The Finance and Economic Affairs Committee of Bahrain’s Shoura Council has approved in principle a bill to reorganise the country’s bankruptcy law, state news BNA said on Tuesday.
Bahrain first introduced a bankruptcy law in 1987 but the new legislation is intended to update rules covering insolvency proceedings and strengthen the country’s business community.
Among the changes are the development of a system for the rehabilitation of institutions or individuals that file for bankruptcy “whenever possible”, according to BNA.
The new legislation also contains provisions to guarantee “equitable distribution among creditors in accordance with the rule of preferential, preferred and ordinary rights” in the event of a default and ensures creditor claims are treated equally, the news agency said.
The government hopes the changes will improve impartiality and transparency and speed up the bankruptcy process.
The committee approved the draft law before deciding to forward its report to the Bureau of the Council for discussion at the next session scheduled for Sunday, April 29.

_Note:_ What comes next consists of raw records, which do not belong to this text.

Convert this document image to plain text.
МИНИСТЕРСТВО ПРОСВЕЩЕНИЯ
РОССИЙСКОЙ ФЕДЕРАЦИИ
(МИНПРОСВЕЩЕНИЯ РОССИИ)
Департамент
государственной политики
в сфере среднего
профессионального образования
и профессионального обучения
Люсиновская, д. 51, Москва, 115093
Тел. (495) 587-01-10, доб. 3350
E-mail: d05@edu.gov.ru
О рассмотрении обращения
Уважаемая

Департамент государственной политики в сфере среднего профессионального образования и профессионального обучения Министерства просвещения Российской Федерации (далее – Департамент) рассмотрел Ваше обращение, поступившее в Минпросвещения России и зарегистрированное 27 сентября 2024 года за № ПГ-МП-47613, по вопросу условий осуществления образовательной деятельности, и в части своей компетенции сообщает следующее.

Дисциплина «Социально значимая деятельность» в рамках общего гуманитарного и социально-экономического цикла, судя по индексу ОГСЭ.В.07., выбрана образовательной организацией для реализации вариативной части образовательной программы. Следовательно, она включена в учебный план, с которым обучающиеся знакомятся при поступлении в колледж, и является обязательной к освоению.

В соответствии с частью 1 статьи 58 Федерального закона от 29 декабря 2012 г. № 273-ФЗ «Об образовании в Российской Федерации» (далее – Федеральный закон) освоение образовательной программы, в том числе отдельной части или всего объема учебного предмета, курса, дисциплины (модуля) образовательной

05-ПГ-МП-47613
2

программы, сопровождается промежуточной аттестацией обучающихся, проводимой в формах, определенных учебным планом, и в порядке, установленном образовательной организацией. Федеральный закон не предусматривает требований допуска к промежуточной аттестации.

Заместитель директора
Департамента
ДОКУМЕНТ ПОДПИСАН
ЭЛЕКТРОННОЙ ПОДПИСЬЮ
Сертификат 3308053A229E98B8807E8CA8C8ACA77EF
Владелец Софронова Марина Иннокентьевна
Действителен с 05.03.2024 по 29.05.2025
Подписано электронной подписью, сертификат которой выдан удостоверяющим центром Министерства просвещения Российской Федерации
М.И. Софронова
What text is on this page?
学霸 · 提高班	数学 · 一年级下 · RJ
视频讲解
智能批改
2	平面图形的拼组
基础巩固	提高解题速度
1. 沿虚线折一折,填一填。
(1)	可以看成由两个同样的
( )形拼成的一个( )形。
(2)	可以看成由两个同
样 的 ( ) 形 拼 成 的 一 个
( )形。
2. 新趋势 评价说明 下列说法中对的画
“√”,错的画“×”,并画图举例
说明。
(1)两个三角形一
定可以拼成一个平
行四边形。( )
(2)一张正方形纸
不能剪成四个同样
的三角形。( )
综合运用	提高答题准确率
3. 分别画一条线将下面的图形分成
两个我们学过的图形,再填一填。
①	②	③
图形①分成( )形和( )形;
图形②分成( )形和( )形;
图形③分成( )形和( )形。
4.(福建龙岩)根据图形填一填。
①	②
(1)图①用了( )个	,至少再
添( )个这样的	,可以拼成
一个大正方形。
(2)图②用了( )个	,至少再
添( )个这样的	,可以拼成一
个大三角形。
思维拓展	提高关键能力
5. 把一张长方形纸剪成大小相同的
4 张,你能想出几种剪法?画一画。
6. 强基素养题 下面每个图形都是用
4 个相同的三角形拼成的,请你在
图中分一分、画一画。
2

The government is seeking to push through the new law as a matter or urgency under efforts to encourage foreign investment.
Bahrain has been among the hardest hit in the Gulf Cooperation Council by lower oil prices, with S&P estimating the country’s ratio of government debt to gross domestic product jumped to 81 per cent last year.
Rival ratings agency Moody’s expecting government debt to reach 100 per cent of GDP by 2019.
Both have given Bahraini debt junk ratings.
However, the economy recently received an unexpected boost when the government announced the country’s largest oil discovery in decades.
The offshore find may exceed 80 billion barrels of tight oil and 10-20 trillion cubic feet of deep gas.